Die Maut ist eine öffentlichrechtliche Benutzungsgebühr. Für den hier in Frage stehenden Zeitraum der Jahre 2005 und 2006 ist das Gesetz über die Erhebung von streckenbezogenen Gebühren für die Benutzung von Bundesautobahnen mit schweren Nutzfahrzeugen (Autobahnmautgesetz für schwere Nutzfahrzeuge, ABMG) in der vom 08.12.2004 bis 31.08.2007 geltenden Fassung maßgebend. Nach § 2 Satz 1 Nr. 1 ABMG (heute: § 2 Satz 1 Nr. 1 BFStrMG) ist Mautschuldner unter anderem der Eigentümer oder Halter des gemäß § 1 ABMG (heute: § 1 BFStrMG) mautpflichtigen Fahrzeuges. Dies war der Schuldner. Nach § 4 Abs. 1 Satz 1 ABMG (heute: § 4 Abs. 1 Satz 1 BFStrMG) hat der Mautschuldner die Maut spätestens bei Beginn der mautpflichtigen Benutzung oder im Falle einer Stundung zu dem festgesetzten Zeitpunkt an das Bundesamt für Güterverkehr zu entrichten. Mautgläubiger ist demgemäß dieses Bundesamt.
Der Schuldner war von der Verpflichtung zur Zahlung der Maut an das Bundesamt jedoch gemäß § 4 Abs. 5 Satz 1 ABMG (heute: § 4 Abs. 6 Satz 1 BFStrMG) befreit.
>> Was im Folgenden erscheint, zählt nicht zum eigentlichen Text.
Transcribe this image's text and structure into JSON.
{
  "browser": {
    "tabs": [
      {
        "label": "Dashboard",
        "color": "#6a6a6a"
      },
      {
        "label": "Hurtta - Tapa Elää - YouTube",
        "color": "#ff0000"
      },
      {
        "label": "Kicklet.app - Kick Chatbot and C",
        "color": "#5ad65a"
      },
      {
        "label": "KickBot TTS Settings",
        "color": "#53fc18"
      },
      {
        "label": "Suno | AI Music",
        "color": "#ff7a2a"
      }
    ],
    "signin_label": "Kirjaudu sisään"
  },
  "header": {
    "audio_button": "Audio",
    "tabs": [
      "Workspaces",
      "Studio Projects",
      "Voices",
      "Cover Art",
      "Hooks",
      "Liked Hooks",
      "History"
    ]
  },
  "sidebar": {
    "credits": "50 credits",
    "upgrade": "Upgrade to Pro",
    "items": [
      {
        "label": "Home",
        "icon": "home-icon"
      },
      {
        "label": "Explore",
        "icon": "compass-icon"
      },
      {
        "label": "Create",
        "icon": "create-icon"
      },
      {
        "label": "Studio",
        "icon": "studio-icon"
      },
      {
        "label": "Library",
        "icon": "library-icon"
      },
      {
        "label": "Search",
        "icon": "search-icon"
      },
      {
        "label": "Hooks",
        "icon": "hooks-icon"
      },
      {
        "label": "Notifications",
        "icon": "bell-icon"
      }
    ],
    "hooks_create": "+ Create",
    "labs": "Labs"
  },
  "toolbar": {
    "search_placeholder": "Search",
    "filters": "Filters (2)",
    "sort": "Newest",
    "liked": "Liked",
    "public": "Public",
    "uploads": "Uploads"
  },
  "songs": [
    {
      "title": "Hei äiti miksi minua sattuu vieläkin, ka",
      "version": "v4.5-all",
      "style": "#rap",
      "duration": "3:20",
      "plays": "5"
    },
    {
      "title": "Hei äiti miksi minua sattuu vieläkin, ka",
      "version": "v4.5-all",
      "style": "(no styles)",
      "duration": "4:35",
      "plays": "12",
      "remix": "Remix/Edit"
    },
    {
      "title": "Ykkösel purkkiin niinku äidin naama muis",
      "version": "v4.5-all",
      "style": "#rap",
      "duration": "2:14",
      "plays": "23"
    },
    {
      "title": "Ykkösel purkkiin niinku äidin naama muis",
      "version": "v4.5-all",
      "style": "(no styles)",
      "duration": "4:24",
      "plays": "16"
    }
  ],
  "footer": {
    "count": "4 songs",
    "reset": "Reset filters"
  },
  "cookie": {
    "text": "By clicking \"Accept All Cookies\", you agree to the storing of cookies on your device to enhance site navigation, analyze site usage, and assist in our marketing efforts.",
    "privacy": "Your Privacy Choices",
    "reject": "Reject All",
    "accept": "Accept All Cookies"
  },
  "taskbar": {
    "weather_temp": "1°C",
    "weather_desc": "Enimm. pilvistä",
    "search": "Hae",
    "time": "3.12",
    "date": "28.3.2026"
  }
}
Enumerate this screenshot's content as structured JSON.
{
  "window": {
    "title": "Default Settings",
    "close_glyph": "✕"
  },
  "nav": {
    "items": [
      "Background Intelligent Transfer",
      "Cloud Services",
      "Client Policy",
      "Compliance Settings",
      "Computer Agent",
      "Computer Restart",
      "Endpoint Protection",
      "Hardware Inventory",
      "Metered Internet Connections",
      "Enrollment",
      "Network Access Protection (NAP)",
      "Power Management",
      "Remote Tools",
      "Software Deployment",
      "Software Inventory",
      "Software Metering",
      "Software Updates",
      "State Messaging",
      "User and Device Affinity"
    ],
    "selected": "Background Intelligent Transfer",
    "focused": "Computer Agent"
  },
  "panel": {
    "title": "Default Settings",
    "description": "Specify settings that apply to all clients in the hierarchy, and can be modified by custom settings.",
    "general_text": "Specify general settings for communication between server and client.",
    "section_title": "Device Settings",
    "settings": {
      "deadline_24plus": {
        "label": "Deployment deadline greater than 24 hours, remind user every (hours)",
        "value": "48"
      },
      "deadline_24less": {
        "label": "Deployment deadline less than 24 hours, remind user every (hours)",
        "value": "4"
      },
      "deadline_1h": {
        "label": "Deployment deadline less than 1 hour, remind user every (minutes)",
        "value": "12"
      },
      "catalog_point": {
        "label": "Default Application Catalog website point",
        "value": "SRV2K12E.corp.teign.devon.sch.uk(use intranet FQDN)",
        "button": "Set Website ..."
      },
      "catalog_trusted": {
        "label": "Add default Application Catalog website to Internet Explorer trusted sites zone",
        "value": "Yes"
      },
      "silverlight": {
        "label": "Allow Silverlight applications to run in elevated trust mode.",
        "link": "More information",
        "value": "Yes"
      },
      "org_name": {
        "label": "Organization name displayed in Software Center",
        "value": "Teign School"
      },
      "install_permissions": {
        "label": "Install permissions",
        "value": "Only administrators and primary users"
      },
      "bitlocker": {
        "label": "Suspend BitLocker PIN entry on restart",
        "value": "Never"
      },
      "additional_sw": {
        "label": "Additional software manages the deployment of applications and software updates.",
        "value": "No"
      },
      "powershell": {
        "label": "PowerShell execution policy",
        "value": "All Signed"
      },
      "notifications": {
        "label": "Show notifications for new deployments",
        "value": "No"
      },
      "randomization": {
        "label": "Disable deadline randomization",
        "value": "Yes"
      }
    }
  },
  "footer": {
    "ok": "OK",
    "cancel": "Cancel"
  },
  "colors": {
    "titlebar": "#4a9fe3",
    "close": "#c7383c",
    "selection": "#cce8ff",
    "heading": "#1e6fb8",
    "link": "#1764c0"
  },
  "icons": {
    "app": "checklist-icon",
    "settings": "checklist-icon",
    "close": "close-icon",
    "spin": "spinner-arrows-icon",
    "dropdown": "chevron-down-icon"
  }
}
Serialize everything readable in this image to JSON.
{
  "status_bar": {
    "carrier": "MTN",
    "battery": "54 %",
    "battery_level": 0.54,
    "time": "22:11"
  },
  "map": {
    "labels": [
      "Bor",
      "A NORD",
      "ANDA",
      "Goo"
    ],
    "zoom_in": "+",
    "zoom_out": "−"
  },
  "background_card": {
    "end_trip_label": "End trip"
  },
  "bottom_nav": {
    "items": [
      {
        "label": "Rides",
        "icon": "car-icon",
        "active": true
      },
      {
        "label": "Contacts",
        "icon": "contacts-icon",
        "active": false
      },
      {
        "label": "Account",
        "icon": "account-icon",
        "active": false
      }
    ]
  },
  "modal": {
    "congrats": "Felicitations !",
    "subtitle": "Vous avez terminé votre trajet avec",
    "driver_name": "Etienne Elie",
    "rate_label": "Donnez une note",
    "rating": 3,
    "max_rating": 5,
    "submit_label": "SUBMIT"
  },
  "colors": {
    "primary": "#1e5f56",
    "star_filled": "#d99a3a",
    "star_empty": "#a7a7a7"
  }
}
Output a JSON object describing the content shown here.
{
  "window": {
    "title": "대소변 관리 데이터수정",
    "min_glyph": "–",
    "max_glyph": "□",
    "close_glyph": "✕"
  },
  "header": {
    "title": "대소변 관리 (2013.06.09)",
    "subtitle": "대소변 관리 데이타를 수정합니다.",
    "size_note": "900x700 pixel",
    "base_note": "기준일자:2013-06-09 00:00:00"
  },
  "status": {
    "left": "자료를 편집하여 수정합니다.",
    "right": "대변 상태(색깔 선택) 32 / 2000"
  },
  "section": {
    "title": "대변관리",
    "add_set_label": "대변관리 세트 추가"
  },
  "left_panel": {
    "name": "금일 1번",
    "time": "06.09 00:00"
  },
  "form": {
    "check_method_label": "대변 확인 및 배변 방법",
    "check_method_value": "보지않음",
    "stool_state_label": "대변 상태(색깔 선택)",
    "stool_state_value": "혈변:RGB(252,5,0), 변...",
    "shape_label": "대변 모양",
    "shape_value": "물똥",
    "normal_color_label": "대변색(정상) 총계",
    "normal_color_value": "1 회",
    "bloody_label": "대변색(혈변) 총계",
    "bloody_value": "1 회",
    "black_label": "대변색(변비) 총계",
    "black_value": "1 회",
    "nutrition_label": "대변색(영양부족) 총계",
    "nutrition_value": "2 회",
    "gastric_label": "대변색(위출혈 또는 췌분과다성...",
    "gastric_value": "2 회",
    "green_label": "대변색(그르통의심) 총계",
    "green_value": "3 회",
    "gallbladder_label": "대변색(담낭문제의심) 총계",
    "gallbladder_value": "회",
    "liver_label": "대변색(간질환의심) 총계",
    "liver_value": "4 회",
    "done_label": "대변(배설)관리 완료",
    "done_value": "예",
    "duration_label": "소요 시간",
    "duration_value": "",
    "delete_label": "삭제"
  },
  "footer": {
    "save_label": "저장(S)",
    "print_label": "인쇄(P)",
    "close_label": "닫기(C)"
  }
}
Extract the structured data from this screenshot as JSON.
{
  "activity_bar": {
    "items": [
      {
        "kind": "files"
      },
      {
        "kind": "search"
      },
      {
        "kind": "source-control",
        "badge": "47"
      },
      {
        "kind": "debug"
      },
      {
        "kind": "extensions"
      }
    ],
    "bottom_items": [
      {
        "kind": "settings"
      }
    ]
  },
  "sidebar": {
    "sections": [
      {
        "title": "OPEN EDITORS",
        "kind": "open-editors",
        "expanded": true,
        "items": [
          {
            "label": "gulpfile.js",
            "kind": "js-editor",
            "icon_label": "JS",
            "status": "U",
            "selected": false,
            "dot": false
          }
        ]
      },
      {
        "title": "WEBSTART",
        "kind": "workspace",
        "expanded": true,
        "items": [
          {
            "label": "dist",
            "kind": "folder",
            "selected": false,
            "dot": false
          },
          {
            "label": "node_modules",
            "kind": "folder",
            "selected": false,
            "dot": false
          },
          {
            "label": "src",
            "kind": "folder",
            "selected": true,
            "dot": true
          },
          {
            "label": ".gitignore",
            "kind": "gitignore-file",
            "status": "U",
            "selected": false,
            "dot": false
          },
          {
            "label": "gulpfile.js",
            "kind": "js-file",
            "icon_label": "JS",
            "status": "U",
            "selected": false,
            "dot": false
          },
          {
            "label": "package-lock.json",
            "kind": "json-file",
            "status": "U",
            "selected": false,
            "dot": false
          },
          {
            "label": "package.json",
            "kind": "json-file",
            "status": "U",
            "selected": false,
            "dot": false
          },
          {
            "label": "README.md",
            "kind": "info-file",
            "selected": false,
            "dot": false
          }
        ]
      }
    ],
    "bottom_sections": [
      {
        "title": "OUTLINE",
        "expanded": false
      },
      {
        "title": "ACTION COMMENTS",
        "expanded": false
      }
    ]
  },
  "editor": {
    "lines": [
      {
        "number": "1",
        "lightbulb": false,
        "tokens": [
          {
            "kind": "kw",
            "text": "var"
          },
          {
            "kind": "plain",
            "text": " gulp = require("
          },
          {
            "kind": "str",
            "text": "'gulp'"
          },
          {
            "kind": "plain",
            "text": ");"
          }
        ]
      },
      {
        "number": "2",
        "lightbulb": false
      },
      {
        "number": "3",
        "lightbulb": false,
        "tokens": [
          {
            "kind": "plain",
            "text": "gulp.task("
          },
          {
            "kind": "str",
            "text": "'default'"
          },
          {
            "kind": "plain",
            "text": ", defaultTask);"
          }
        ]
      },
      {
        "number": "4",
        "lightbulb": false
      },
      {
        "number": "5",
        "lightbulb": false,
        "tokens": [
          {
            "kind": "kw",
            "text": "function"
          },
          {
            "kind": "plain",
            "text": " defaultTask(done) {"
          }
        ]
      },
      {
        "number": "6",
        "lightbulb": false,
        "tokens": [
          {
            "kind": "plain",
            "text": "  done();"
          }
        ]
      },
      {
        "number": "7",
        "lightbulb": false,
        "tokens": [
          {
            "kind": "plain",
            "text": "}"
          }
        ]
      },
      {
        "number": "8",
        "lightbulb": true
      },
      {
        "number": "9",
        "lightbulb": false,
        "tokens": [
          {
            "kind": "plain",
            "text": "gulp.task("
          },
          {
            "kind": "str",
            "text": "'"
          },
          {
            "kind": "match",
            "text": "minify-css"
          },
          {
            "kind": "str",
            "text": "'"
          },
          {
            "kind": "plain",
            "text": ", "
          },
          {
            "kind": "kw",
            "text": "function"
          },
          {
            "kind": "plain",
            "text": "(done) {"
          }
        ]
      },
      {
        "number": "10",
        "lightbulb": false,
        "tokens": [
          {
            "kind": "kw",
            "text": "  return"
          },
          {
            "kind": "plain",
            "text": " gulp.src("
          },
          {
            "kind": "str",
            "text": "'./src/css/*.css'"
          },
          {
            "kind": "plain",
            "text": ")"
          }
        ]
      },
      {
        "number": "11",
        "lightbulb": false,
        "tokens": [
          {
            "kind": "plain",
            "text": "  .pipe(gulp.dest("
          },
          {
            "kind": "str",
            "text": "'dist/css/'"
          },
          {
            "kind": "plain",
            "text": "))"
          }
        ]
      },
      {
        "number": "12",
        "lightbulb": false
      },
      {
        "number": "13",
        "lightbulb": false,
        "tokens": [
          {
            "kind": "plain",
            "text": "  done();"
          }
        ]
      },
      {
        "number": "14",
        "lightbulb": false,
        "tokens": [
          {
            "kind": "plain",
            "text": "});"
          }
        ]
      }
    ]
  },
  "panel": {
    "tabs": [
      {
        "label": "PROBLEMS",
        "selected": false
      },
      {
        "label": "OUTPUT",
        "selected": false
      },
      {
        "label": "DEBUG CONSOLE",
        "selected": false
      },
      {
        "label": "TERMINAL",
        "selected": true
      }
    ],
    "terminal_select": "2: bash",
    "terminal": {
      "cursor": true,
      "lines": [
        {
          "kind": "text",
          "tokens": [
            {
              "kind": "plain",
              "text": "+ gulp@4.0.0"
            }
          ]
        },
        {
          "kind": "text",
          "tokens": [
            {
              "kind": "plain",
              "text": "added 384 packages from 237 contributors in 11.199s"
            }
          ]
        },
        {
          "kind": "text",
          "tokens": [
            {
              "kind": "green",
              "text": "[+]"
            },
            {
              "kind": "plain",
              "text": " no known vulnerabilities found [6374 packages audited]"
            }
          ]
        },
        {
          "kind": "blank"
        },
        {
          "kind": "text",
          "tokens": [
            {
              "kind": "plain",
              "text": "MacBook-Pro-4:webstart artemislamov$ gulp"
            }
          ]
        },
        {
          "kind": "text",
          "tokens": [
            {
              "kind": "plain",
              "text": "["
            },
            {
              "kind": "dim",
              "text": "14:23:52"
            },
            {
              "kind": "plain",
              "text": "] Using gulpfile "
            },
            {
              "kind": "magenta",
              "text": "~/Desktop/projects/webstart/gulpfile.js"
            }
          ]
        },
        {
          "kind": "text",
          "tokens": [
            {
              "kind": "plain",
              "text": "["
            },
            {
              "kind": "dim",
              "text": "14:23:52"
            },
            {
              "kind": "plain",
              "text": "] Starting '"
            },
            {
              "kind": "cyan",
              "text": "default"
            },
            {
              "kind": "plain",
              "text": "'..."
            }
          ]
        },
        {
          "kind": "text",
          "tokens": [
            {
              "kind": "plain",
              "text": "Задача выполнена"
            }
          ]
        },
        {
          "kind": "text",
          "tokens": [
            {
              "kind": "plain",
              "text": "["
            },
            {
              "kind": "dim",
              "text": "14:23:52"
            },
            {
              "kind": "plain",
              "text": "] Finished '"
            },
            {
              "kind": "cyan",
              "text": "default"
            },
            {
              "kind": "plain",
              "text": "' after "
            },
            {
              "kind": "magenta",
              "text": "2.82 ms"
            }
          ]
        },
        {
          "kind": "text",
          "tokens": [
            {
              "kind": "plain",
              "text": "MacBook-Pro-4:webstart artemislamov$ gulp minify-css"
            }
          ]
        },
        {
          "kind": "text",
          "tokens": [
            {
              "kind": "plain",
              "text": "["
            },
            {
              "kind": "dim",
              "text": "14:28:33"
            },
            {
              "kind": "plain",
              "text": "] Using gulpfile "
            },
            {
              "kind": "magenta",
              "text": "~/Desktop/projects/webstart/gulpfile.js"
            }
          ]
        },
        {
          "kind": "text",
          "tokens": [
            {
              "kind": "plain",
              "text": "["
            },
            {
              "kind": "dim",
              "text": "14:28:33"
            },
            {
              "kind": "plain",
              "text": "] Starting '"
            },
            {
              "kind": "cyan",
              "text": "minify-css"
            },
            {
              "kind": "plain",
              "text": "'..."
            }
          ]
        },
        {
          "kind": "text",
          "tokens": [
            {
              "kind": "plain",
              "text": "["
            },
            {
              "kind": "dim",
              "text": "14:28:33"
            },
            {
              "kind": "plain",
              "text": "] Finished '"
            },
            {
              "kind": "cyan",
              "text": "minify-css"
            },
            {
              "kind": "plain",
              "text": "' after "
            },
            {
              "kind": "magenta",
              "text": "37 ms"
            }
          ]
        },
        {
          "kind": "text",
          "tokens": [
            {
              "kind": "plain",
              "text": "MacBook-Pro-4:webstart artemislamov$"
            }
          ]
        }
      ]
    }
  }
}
Die Toll-Collect GmbH war Gläubigerin eines vom Schuldner befriedigten Entgeltanspruchs.
Nach § 4 Abs. 2 Satz 1 und 2 ABMG (heute: § 4 Abs. 3 Satz 1 und 2 BFStrMG) kann das Bundesamt für Güterverkehr einem Privaten die Errichtung und den Betrieb eines Systems zur Erhebung der Maut übertragen oder diesen beauftragen, an der Erhebung der Maut mitzuwirken (Betreiber). Die danach mögliche Beleihung des Privaten mit der hoheitlichen Erhebung der Maut ist allerdings nicht erfolgt. Die Toll-Collect GmbH ist nicht ermächtigt, die Maut in eigenem Namen hoheitlich festzusetzen. Die Toll-Collect GmbH wurde als Betreiber stattdessen beauftragt, an der Erhebung der Maut mitzuwirken. In § 4 Abs. 5 ABMG (heute: § 4 Abs. 6 BFStrMG) ist näher geregelt, wie diese Mitwirkung im Einzelnen erfolgen kann. Nach Satz 1 dieser Vorschrift ist der Mautschuldner von der Verpflichtung zur Entrichtung der Maut an das Bundesamt für Güterverkehr befreit, wenn der Betreiber sich gegenüber dem Bundesamt zur unbedingten Zahlung eines Betrages in Höhe der entstandenen Maut des Mautschuldners verpflichtet, der Mautschuldner nachweist, dass zwischen ihm und dem Betreiber ein Rechtsverhältnis besteht, aufgrund dessen der Mautschuldner für jede mautpflichtige Benutzung der Bundesautobahn ein Entgelt in Höhe der zu entrichtenden Maut an den Betreiber zahlen muss oder gezahlt hat, und wenn der Mautschuldner schließlich sicherstellt, dass seine Verpflichtungen aus dem Rechtsverhältnis erfüllt werden.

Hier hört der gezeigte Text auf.